WARDEN: This is much more complicated, especially if we make a -- we have two options for how we want to conduct the war. The one option is one where we are trying to change the regime, and we really don't want the responsibility for occupying and ruling Iraq. Second option is one in which you want to rule Iraq, occupy it, change it over a very long period of time.

If you take the second option, then you have got to put a lot of ground troops into Baghdad. And the -- the distances are -- are pretty -- pretty interesting. I mean, from Kuwait to Baghdad, several hundred miles. From up in the north, Mosel (ph), the Turkish border down to Baghdad, several hundred miles. This is a challenging logistical problem for anybody. And it's certainly one we can deal with, but it is a much more challenging thing than what we had during the Gulf War when operations were so much closer to our own lines.

PHILLIPS: Now, the regular army in Iraq definitely won't be fighting for Saddam.
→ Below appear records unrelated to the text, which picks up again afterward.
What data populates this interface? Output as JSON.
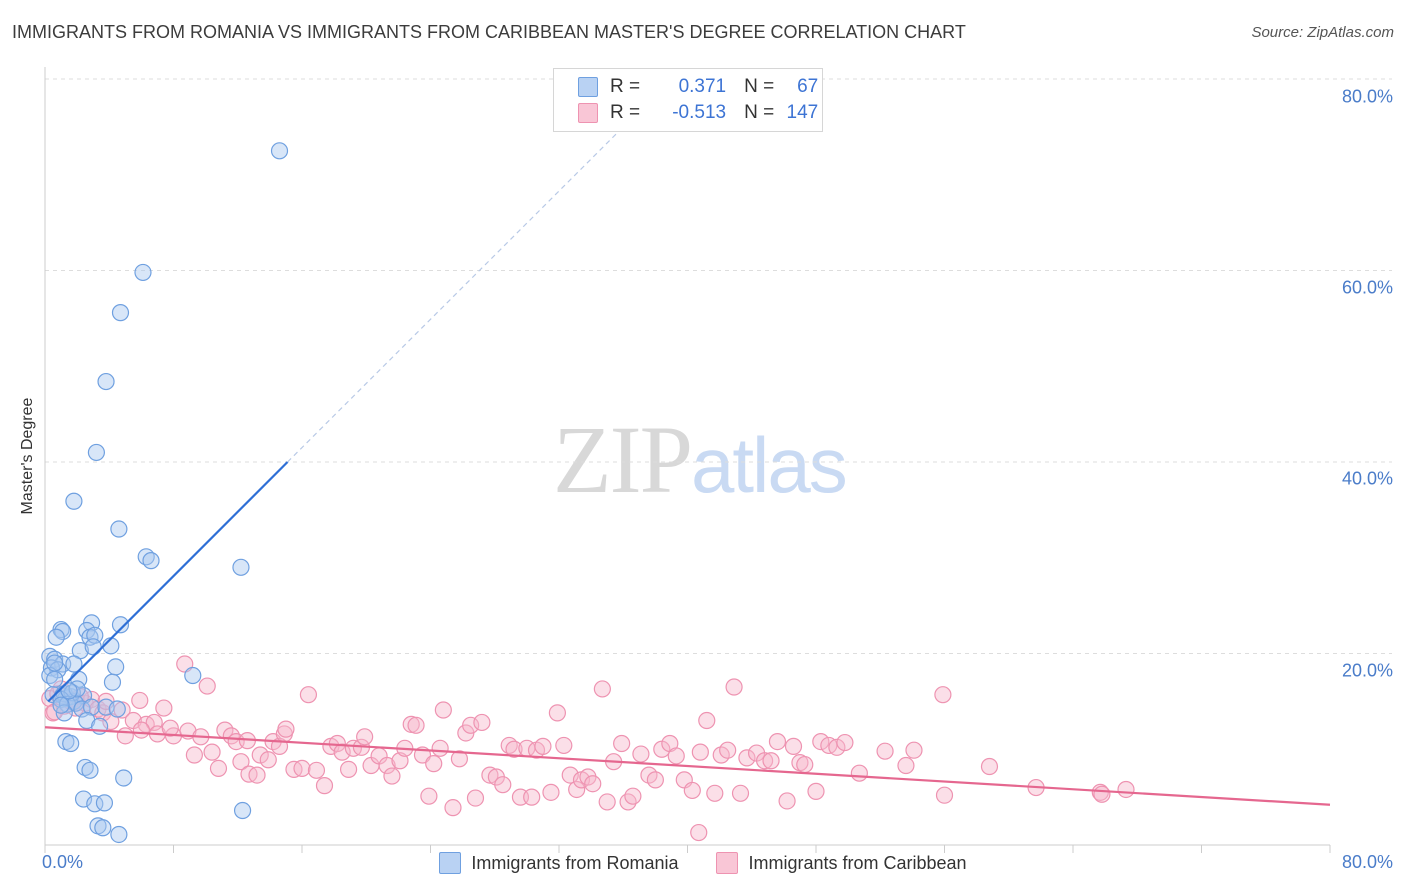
{
  "title": "IMMIGRANTS FROM ROMANIA VS IMMIGRANTS FROM CARIBBEAN MASTER'S DEGREE CORRELATION CHART",
  "source": "Source: ZipAtlas.com",
  "watermark": {
    "zip": "ZIP",
    "atlas": "atlas"
  },
  "legend": {
    "r_label": "R =",
    "n_label": "N =",
    "romania": {
      "r": "0.371",
      "n": "67"
    },
    "caribbean": {
      "r": "-0.513",
      "n": "147"
    }
  },
  "colors": {
    "romania_fill": "#a9c8ef",
    "romania_stroke": "#6fa0e0",
    "romania_line": "#2e6fd6",
    "caribbean_fill": "#f6b9cc",
    "caribbean_stroke": "#ee93b1",
    "caribbean_line": "#e5678f",
    "tick_text": "#4a7cc9",
    "grid": "#dddddd"
  },
  "chart_data": {
    "type": "scatter",
    "title": "IMMIGRANTS FROM ROMANIA VS IMMIGRANTS FROM CARIBBEAN MASTER'S DEGREE CORRELATION CHART",
    "xlabel": "",
    "ylabel": "Master's Degree",
    "xlim": [
      0,
      80
    ],
    "ylim": [
      0,
      80
    ],
    "x_tick_labels": [
      "0.0%",
      "80.0%"
    ],
    "y_ticks": [
      {
        "value": 20,
        "label": "20.0%"
      },
      {
        "value": 40,
        "label": "40.0%"
      },
      {
        "value": 60,
        "label": "60.0%"
      },
      {
        "value": 80,
        "label": "80.0%"
      }
    ],
    "grid": true,
    "legend_position": "bottom",
    "series": [
      {
        "name": "Immigrants from Romania",
        "r": 0.371,
        "n": 67,
        "trend": {
          "x0": 0.2,
          "y0": 15.0,
          "x1": 15.1,
          "y1": 40.0,
          "dashed_to": [
            36.6,
            76.0
          ]
        },
        "points": [
          [
            14.6,
            72.5
          ],
          [
            6.1,
            59.8
          ],
          [
            4.7,
            55.6
          ],
          [
            3.8,
            48.4
          ],
          [
            3.2,
            41.0
          ],
          [
            1.8,
            35.9
          ],
          [
            4.6,
            33.0
          ],
          [
            6.3,
            30.1
          ],
          [
            6.6,
            29.7
          ],
          [
            12.2,
            29.0
          ],
          [
            4.7,
            23.0
          ],
          [
            2.9,
            23.2
          ],
          [
            1.0,
            22.5
          ],
          [
            1.1,
            22.3
          ],
          [
            0.7,
            21.7
          ],
          [
            2.6,
            22.4
          ],
          [
            2.8,
            21.7
          ],
          [
            3.1,
            21.9
          ],
          [
            2.2,
            20.3
          ],
          [
            4.1,
            20.8
          ],
          [
            3.0,
            20.7
          ],
          [
            0.3,
            19.7
          ],
          [
            0.6,
            19.4
          ],
          [
            1.1,
            18.9
          ],
          [
            0.4,
            18.5
          ],
          [
            0.8,
            18.3
          ],
          [
            1.8,
            18.9
          ],
          [
            4.4,
            18.6
          ],
          [
            0.3,
            17.7
          ],
          [
            0.6,
            17.3
          ],
          [
            9.2,
            17.7
          ],
          [
            2.1,
            17.3
          ],
          [
            4.2,
            17.0
          ],
          [
            0.5,
            15.7
          ],
          [
            1.1,
            15.6
          ],
          [
            1.3,
            15.3
          ],
          [
            1.6,
            15.5
          ],
          [
            1.8,
            15.0
          ],
          [
            2.4,
            15.6
          ],
          [
            1.2,
            15.8
          ],
          [
            1.7,
            15.9
          ],
          [
            1.0,
            15.2
          ],
          [
            1.4,
            14.7
          ],
          [
            1.9,
            14.8
          ],
          [
            2.3,
            14.2
          ],
          [
            2.9,
            14.4
          ],
          [
            3.8,
            14.4
          ],
          [
            1.2,
            13.8
          ],
          [
            4.5,
            14.2
          ],
          [
            2.6,
            13.0
          ],
          [
            3.4,
            12.4
          ],
          [
            1.3,
            10.8
          ],
          [
            1.6,
            10.6
          ],
          [
            2.5,
            8.1
          ],
          [
            2.8,
            7.8
          ],
          [
            4.9,
            7.0
          ],
          [
            2.4,
            4.8
          ],
          [
            3.1,
            4.3
          ],
          [
            3.7,
            4.4
          ],
          [
            12.3,
            3.6
          ],
          [
            3.3,
            2.0
          ],
          [
            3.6,
            1.8
          ],
          [
            4.6,
            1.1
          ],
          [
            0.6,
            19.0
          ],
          [
            2.0,
            16.3
          ],
          [
            1.5,
            16.1
          ],
          [
            1.0,
            14.6
          ]
        ]
      },
      {
        "name": "Immigrants from Caribbean",
        "r": -0.513,
        "n": 147,
        "trend": {
          "x0": 0.0,
          "y0": 12.3,
          "x1": 80.0,
          "y1": 4.2
        },
        "points": [
          [
            0.3,
            15.3
          ],
          [
            0.5,
            13.8
          ],
          [
            0.8,
            15.8
          ],
          [
            1.2,
            14.5
          ],
          [
            1.6,
            15.0
          ],
          [
            2.0,
            14.9
          ],
          [
            2.5,
            14.8
          ],
          [
            2.9,
            15.2
          ],
          [
            3.3,
            14.2
          ],
          [
            3.6,
            13.8
          ],
          [
            4.1,
            12.9
          ],
          [
            4.8,
            14.1
          ],
          [
            5.0,
            11.4
          ],
          [
            5.5,
            13.0
          ],
          [
            5.9,
            15.1
          ],
          [
            6.3,
            12.6
          ],
          [
            6.8,
            12.8
          ],
          [
            7.4,
            14.3
          ],
          [
            7.0,
            11.6
          ],
          [
            8.0,
            11.4
          ],
          [
            8.7,
            18.9
          ],
          [
            8.9,
            11.9
          ],
          [
            9.3,
            9.4
          ],
          [
            9.7,
            11.3
          ],
          [
            10.1,
            16.6
          ],
          [
            10.4,
            9.7
          ],
          [
            10.8,
            8.0
          ],
          [
            11.2,
            12.0
          ],
          [
            11.6,
            11.4
          ],
          [
            11.9,
            10.8
          ],
          [
            12.2,
            8.7
          ],
          [
            12.6,
            10.9
          ],
          [
            12.7,
            7.4
          ],
          [
            13.2,
            7.3
          ],
          [
            13.4,
            9.4
          ],
          [
            13.9,
            8.9
          ],
          [
            14.2,
            10.8
          ],
          [
            14.6,
            10.3
          ],
          [
            14.9,
            11.6
          ],
          [
            15.0,
            12.1
          ],
          [
            15.5,
            7.9
          ],
          [
            16.0,
            8.0
          ],
          [
            16.4,
            15.7
          ],
          [
            16.9,
            7.8
          ],
          [
            17.4,
            6.2
          ],
          [
            17.8,
            10.3
          ],
          [
            18.2,
            10.6
          ],
          [
            18.5,
            9.7
          ],
          [
            18.9,
            7.9
          ],
          [
            19.2,
            10.1
          ],
          [
            19.7,
            10.2
          ],
          [
            19.9,
            11.3
          ],
          [
            20.3,
            8.3
          ],
          [
            20.8,
            9.3
          ],
          [
            21.3,
            8.3
          ],
          [
            21.6,
            7.2
          ],
          [
            22.1,
            8.8
          ],
          [
            22.4,
            10.1
          ],
          [
            22.8,
            12.6
          ],
          [
            23.1,
            12.5
          ],
          [
            23.5,
            9.4
          ],
          [
            23.9,
            5.1
          ],
          [
            24.2,
            8.5
          ],
          [
            24.6,
            10.1
          ],
          [
            24.8,
            14.1
          ],
          [
            25.4,
            3.9
          ],
          [
            25.8,
            9.0
          ],
          [
            26.2,
            11.7
          ],
          [
            26.5,
            12.5
          ],
          [
            26.8,
            4.9
          ],
          [
            27.2,
            12.8
          ],
          [
            27.7,
            7.3
          ],
          [
            28.1,
            7.1
          ],
          [
            28.5,
            6.3
          ],
          [
            28.9,
            10.4
          ],
          [
            29.2,
            10.0
          ],
          [
            29.6,
            5.0
          ],
          [
            30.0,
            10.1
          ],
          [
            30.3,
            5.0
          ],
          [
            30.6,
            9.9
          ],
          [
            31.0,
            10.3
          ],
          [
            31.5,
            5.5
          ],
          [
            31.9,
            13.8
          ],
          [
            32.3,
            10.4
          ],
          [
            32.7,
            7.3
          ],
          [
            33.1,
            5.8
          ],
          [
            33.4,
            6.8
          ],
          [
            33.8,
            7.1
          ],
          [
            34.1,
            6.4
          ],
          [
            34.7,
            16.3
          ],
          [
            35.0,
            4.5
          ],
          [
            35.4,
            8.7
          ],
          [
            35.9,
            10.6
          ],
          [
            36.3,
            4.5
          ],
          [
            36.6,
            5.1
          ],
          [
            37.1,
            9.5
          ],
          [
            37.6,
            7.3
          ],
          [
            38.0,
            6.8
          ],
          [
            38.4,
            10.0
          ],
          [
            38.9,
            10.6
          ],
          [
            39.3,
            9.3
          ],
          [
            39.8,
            6.8
          ],
          [
            40.3,
            5.7
          ],
          [
            40.8,
            9.7
          ],
          [
            41.2,
            13.0
          ],
          [
            41.7,
            5.4
          ],
          [
            42.1,
            9.4
          ],
          [
            42.5,
            9.9
          ],
          [
            42.9,
            16.5
          ],
          [
            43.3,
            5.4
          ],
          [
            43.7,
            9.1
          ],
          [
            44.3,
            9.6
          ],
          [
            44.8,
            8.8
          ],
          [
            45.2,
            8.8
          ],
          [
            45.6,
            10.8
          ],
          [
            46.2,
            4.6
          ],
          [
            46.6,
            10.3
          ],
          [
            47.0,
            8.6
          ],
          [
            47.3,
            8.4
          ],
          [
            48.0,
            5.6
          ],
          [
            48.3,
            10.8
          ],
          [
            48.8,
            10.4
          ],
          [
            49.3,
            10.2
          ],
          [
            49.8,
            10.7
          ],
          [
            50.7,
            7.5
          ],
          [
            52.3,
            9.8
          ],
          [
            53.6,
            8.3
          ],
          [
            54.1,
            9.9
          ],
          [
            55.9,
            15.7
          ],
          [
            56.0,
            5.2
          ],
          [
            58.8,
            8.2
          ],
          [
            61.7,
            6.0
          ],
          [
            65.7,
            5.5
          ],
          [
            67.3,
            5.8
          ],
          [
            65.8,
            5.3
          ],
          [
            40.7,
            1.3
          ],
          [
            2.2,
            15.5
          ],
          [
            1.0,
            16.3
          ],
          [
            0.6,
            13.9
          ],
          [
            1.9,
            14.3
          ],
          [
            3.8,
            15.0
          ],
          [
            6.0,
            12.0
          ],
          [
            7.8,
            12.2
          ]
        ]
      }
    ]
  },
  "bottom_legend": {
    "romania": "Immigrants from Romania",
    "caribbean": "Immigrants from Caribbean"
  }
}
So is that a big asset for the U.S.?

WARDEN: I believe that the Iraqi military, and that probably actually includes the majority of the Republican Guard, is the very best asset that we have in Iraq. And if we have done things well, there is no reason in the world why that that regular army and probably substantial elements of the Republican Guard don't in fact take the matters into their own hands and be the ones that actually overthrow Saddam Hussein and take care of the really nasty internal security forces that are the ones that are keeping him in power.

So I would -- I would hope and anticipate that there will really be relatively little U.S. operations against Iraqi military forces.

PHILLIPS: Colonel, I have to ask you about the Iraqi declaration before we wrap up. What do you think? Is anything going to surface from this? And could this mean no war is around the corner?

WARDEN: I believe that there is a fair probability that it may, in fact, mean that there is no war. And the reason for this is fairly straightforward. Saddam Hussein, I think, became aware here probably within the last several months, given the -- what -- what our president was doing and some other things that we were deadly serious about this. So he was faced with the option of almost certainly dying, no probability whatsoever of surviving a war and certainly surviving in power, or saying, all right, I'm going to play absolutely straight with the U.N. thing, I am going to get rid of whatever I have. And then I will hope that I will be able to stay in power and have an opportunity to renew the programs or whatever a few years downstream.

So, if the guy has got any sense at all, that's the line that he is on. And if he is in fact doing that, then he probably has removed at least the instant causus belli. In other words, it's going to be pretty tough to go to war if in fact he has played this as straight as it would make sense for him to play it from his standpoint.

PHILLIPS: Colonel John Warden, you made a lot of things make sense for us. Thank you, sir, for your time.